Laurence Parisot © LCIRéunis à Paris vendredi sous la houlette de la présidente du Medef, Laurence Parisot, les représentants patronaux de cinq pays du G8 (France, Etats-Unis, Allemagne, Royaume-Uni et Italie) ont vigoureusement défendu le libre-échange et appelé les Etats à cesser leurs interventions dans l'économie une fois la crise internationale passée.
"Nous soutenons totalement et sans réserve les différents plans élaborés tant au niveau américain qu'européen pour sécuriser et soutenir les institutions financières. Ces plans étaient les meilleures solutions possibles (...) au-delà de ça, nous pensons qu'il y a un certain nombre de précautions à avoir", a dit la "patronne des patrons" français. "Nous considérons que les gouvernements ne doivent surtout pas alourdir les charges fiscales qui pèsent sur les entreprises et doivent éviter toute mesure qui pourrait provoquer des risques protectionnistes, toute approche qui considérerait qu'il faut maintenir durablement l'intervention de l'Etat dans l'économie", a-t-elle précisé. "L'intervention de l'Etat pourrait ralentir les chances de retrouver un rythme de croissance soutenu" après la crise, a ajouté Laurence Parisot.

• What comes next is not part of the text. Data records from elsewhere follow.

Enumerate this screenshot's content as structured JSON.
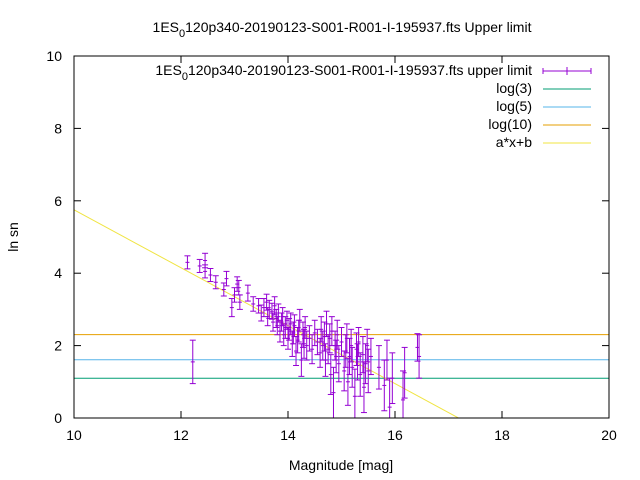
{
  "chart_data": {
    "type": "scatter",
    "title": {
      "prefix": "1ES",
      "subscript": "0",
      "suffix": "120p340-20190123-S001-R001-I-195937.fts Upper limit"
    },
    "xlabel": "Magnitude [mag]",
    "ylabel": "ln sn",
    "xlim": [
      10,
      20
    ],
    "ylim": [
      0,
      10
    ],
    "xticks": [
      10,
      12,
      14,
      16,
      18,
      20
    ],
    "yticks": [
      0,
      2,
      4,
      6,
      8,
      10
    ],
    "grid": false,
    "legend_position": "top-right",
    "series": [
      {
        "name_prefix": "1ES",
        "name_subscript": "0",
        "name_suffix": "120p340-20190123-S001-R001-I-195937.fts upper limit",
        "color": "#9400d3",
        "kind": "errorbars",
        "points": [
          [
            12.12,
            4.3,
            0.18
          ],
          [
            12.22,
            1.55,
            0.6
          ],
          [
            12.35,
            4.2,
            0.18
          ],
          [
            12.45,
            4.35,
            0.2
          ],
          [
            12.45,
            4.05,
            0.18
          ],
          [
            12.55,
            3.95,
            0.18
          ],
          [
            12.65,
            3.75,
            0.18
          ],
          [
            12.8,
            3.55,
            0.18
          ],
          [
            12.85,
            3.85,
            0.2
          ],
          [
            12.95,
            3.05,
            0.25
          ],
          [
            13.0,
            3.4,
            0.2
          ],
          [
            13.05,
            3.7,
            0.2
          ],
          [
            13.08,
            3.6,
            0.2
          ],
          [
            13.1,
            3.2,
            0.2
          ],
          [
            13.25,
            3.45,
            0.22
          ],
          [
            13.35,
            3.15,
            0.2
          ],
          [
            13.45,
            3.1,
            0.2
          ],
          [
            13.5,
            2.9,
            0.22
          ],
          [
            13.55,
            3.05,
            0.25
          ],
          [
            13.6,
            3.2,
            0.22
          ],
          [
            13.62,
            2.8,
            0.25
          ],
          [
            13.65,
            3.0,
            0.25
          ],
          [
            13.7,
            2.95,
            0.22
          ],
          [
            13.72,
            2.65,
            0.25
          ],
          [
            13.75,
            3.1,
            0.25
          ],
          [
            13.78,
            2.75,
            0.25
          ],
          [
            13.8,
            2.55,
            0.25
          ],
          [
            13.82,
            2.9,
            0.25
          ],
          [
            13.85,
            2.4,
            0.3
          ],
          [
            13.88,
            2.65,
            0.25
          ],
          [
            13.9,
            2.8,
            0.25
          ],
          [
            13.92,
            2.3,
            0.3
          ],
          [
            13.95,
            2.5,
            0.3
          ],
          [
            13.98,
            2.7,
            0.25
          ],
          [
            14.0,
            2.2,
            0.3
          ],
          [
            14.02,
            2.45,
            0.3
          ],
          [
            14.05,
            2.6,
            0.3
          ],
          [
            14.08,
            2.05,
            0.35
          ],
          [
            14.1,
            2.35,
            0.3
          ],
          [
            14.12,
            2.55,
            0.3
          ],
          [
            14.15,
            1.85,
            0.4
          ],
          [
            14.18,
            2.15,
            0.35
          ],
          [
            14.2,
            2.4,
            0.3
          ],
          [
            14.22,
            2.7,
            0.3
          ],
          [
            14.25,
            1.6,
            0.45
          ],
          [
            14.28,
            2.3,
            0.35
          ],
          [
            14.3,
            2.05,
            0.4
          ],
          [
            14.32,
            2.5,
            0.3
          ],
          [
            14.35,
            2.0,
            0.4
          ],
          [
            14.4,
            2.2,
            0.35
          ],
          [
            14.45,
            1.9,
            0.4
          ],
          [
            14.5,
            2.35,
            0.35
          ],
          [
            14.55,
            2.1,
            0.35
          ],
          [
            14.6,
            1.8,
            0.4
          ],
          [
            14.62,
            2.45,
            0.35
          ],
          [
            14.65,
            2.0,
            0.4
          ],
          [
            14.68,
            2.25,
            0.4
          ],
          [
            14.7,
            1.6,
            0.45
          ],
          [
            14.72,
            2.6,
            0.35
          ],
          [
            14.75,
            1.9,
            0.4
          ],
          [
            14.78,
            2.2,
            0.4
          ],
          [
            14.8,
            1.2,
            0.55
          ],
          [
            14.82,
            2.4,
            0.4
          ],
          [
            14.85,
            0.7,
            0.7
          ],
          [
            14.88,
            2.0,
            0.4
          ],
          [
            14.9,
            1.7,
            0.45
          ],
          [
            14.92,
            2.3,
            0.4
          ],
          [
            14.95,
            1.5,
            0.5
          ],
          [
            15.0,
            2.1,
            0.4
          ],
          [
            15.05,
            1.3,
            0.55
          ],
          [
            15.08,
            1.85,
            0.45
          ],
          [
            15.1,
            2.2,
            0.4
          ],
          [
            15.12,
            1.0,
            0.65
          ],
          [
            15.15,
            1.7,
            0.5
          ],
          [
            15.18,
            2.0,
            0.45
          ],
          [
            15.2,
            1.4,
            0.55
          ],
          [
            15.25,
            0.6,
            0.75
          ],
          [
            15.28,
            1.9,
            0.45
          ],
          [
            15.3,
            1.55,
            0.5
          ],
          [
            15.32,
            2.1,
            0.4
          ],
          [
            15.35,
            1.2,
            0.6
          ],
          [
            15.4,
            1.75,
            0.5
          ],
          [
            15.42,
            0.85,
            0.7
          ],
          [
            15.45,
            1.5,
            0.55
          ],
          [
            15.48,
            2.0,
            0.45
          ],
          [
            15.5,
            1.3,
            0.6
          ],
          [
            15.55,
            1.7,
            0.5
          ],
          [
            15.7,
            1.4,
            0.6
          ],
          [
            15.8,
            0.9,
            0.7
          ],
          [
            15.85,
            1.6,
            0.55
          ],
          [
            15.9,
            0.3,
            0.8
          ],
          [
            15.95,
            1.1,
            0.7
          ],
          [
            16.15,
            0.5,
            0.8
          ],
          [
            16.18,
            1.25,
            0.7
          ],
          [
            16.42,
            1.95,
            0.38
          ],
          [
            16.45,
            1.7,
            0.6
          ]
        ]
      },
      {
        "name": "log(3)",
        "color": "#009e73",
        "kind": "hline",
        "y": 1.0986
      },
      {
        "name": "log(5)",
        "color": "#56b4e9",
        "kind": "hline",
        "y": 1.6094
      },
      {
        "name": "log(10)",
        "color": "#e69f00",
        "kind": "hline",
        "y": 2.3026
      },
      {
        "name": "a*x+b",
        "color": "#f0e442",
        "kind": "fitline",
        "a": -0.8,
        "b": 13.75
      }
    ]
  }
}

Ils "font insulte aux contribuables"
Si le vibrant plaidoyer des grands patrons en pleine tempête financière a suscité peu de réaction, celle de Bernard Carayon, député UMP du Tarn, vaut, par sa force, un concert de reproches. Le parlementaire a en effet qualifié samedi les propos de Laurence Parisot d"'indécence inexcusable". "Ils n'ont rien compris", s'exclame même le député dans un communiqué. Leurs déclarations "font insulte aux contribuables, aux citoyens et au gouvernement". "Ceux qui ont tout fait, depuis vingt ans, pour faire reculer l'Etat, déréguler, et dénationaliser sont aujourd'hui ceux qui supplient les Etats de nationaliser, de les assister et de réguler", poursuit-il. "Il faut que les représentants du patronat soient bien inconscients et bien ingrats pour exiger qu'au lendemain de la crise, les Etats disparaissent totalement de l'économie après avoir épongé les risques inconsidérés et les erreurs de gestion des spéculateurs".
"Partout éclatent les conséquences catastrophiques d'un capitalisme sans moralité. L'indécence des propos du Medef n'en paraît que moins excusable", conclut l'élu du Tarn.